A pair of Romanian engineers, Razvan Sabie and Iosif Taposu, has designed a flying saucer of sorts, by merging a quadcopter and jet, giving the aircraft a high degree of agility and maneuverability. While the shape of the vehicle is very UFO-like, it’s inspiration comes from a more terrestrial source- the back cross-section of a dolphin’s airfoil, which (theoretically) doesn’t produce a sonic boom when entering faster than sound flight.


The engineers designed their ADIFO (All-Directional Flying Object) using four ducted fans, which are used for VTOL (Vertical Take-Off and Landing) and low-speed maneuvers. A pair of vectored jets provide the aircraft with high-speed capabilities and agility during horizontal flight, while two lateral thrust nozzles, located on both sides of the craft, allowing it to slip sideways in either direction. Combining all systems allows the ADIFO to perform ‘hypermaneuvrability’ aerial feats no conventional aircraft could reproduce.

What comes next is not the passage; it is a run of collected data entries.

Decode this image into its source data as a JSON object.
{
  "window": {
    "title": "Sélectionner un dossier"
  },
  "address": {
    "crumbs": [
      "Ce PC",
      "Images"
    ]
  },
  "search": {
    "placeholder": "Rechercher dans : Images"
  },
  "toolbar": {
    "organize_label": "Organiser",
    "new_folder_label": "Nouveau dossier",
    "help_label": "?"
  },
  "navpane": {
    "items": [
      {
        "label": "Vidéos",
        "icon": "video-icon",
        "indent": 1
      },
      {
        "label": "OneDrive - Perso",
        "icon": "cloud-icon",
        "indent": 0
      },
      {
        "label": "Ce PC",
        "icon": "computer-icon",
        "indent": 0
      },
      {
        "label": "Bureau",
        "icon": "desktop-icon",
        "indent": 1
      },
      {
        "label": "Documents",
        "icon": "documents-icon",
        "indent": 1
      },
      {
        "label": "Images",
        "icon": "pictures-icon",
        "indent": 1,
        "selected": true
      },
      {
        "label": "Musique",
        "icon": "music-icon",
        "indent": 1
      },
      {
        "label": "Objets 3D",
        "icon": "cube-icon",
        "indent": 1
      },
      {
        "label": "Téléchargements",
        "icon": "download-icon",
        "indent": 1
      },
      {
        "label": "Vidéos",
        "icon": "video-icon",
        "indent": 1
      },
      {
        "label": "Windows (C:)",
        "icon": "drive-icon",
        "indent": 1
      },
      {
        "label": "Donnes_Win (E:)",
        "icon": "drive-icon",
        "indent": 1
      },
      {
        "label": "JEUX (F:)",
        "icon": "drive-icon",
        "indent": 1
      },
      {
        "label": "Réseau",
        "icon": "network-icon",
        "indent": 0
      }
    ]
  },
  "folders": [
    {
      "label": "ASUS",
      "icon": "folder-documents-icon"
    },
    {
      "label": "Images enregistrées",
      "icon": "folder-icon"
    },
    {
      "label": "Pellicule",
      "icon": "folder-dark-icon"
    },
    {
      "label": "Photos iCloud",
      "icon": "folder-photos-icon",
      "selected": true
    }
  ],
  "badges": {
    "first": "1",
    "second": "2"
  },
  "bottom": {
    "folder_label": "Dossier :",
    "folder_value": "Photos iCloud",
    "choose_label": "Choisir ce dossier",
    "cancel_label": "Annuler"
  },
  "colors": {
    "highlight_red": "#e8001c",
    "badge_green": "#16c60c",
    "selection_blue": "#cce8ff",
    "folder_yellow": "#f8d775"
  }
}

During supersonic flight, the ducted fans on the craft can be covered and replaced by additional thrust nozzles for high-maneuverability, which act similarly to a reaction control system(RCS) found on modern spacecraft. The engineers state that the saucer shape of the ADIFO gives it a high lift/drag ratio and receives no shockwave on its surface during transonic flight. Moreover, there are no low vibrations, low heating, and low noise at high speeds. Drag is also drastically reduced, giving the craft a high fuel efficiency at both transonic and supersonic speeds.


Sabi and Taposu unveiled an all-electric 4-foot prototype ADIFO earlier this year as a proof-of-concept RC aircraft, but the pair state it has the potential to democratize supersonic flight if a full-scale manned or unmanned version is built, which offers several applications- including use as a private aircraft, UAV, UCAV, and military fighter. It will be interesting to see if the ADIFO, or something like it, is ever produced.